Lead ship of the Malaysian Maharaja Lela-class frigates

KD Maharaja Lela is the lead ship of Maharaja Lela-class frigate built locally by Boustead Heavy Industries Corporation (BHIC), and later Lumut Naval Shipyard, based on enlarged version of Naval Group's Gowind-class design. She is named after Maharaja Lela, in honour of the Perak chieftain and British colonialism resistance leader, Dato Maharaja Lela.

==Development==
Under a contract valued of RM9 billion, BHIC was contracted to build a total of six class of this ship for RMN. Each of the ships are equipped with warfare capabilities for electronic, air, surface and underwater threats, integrated with state-of-the-art systems.

The ship's construction was started on 3 December 2014 with the first steel cut at the IHC Metalix facility in Kinderdijk, Netherlands.
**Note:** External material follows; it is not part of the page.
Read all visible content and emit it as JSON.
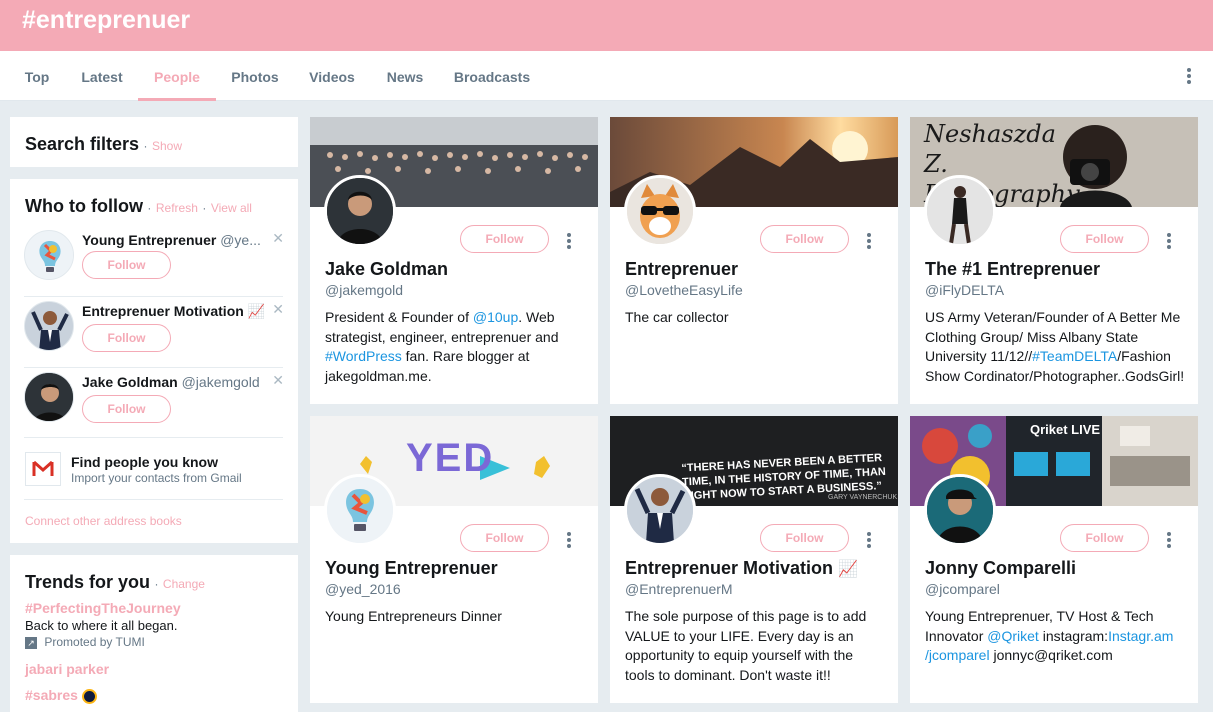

The materials were then shipped to Malaysia. Another steel cutting ceremony took place on 12 June 2015 at the then-BHIC Shipyard in Lumut, Perak. The ship was laid down on 8 March 2016.

The frigate was officially named as KD Maharaja Lela and was launched on 24 August 2017 by Queen of Perak, Tuanku Zara Salim, witnessed by Sultan of Perak Sultan Nazrin Muizzuddin Shah at the BHIC Shipyard in Lumut, Perak. Maharaja Lela sailed underway on her own power for the first time on 28 January 2026 during her sea trials.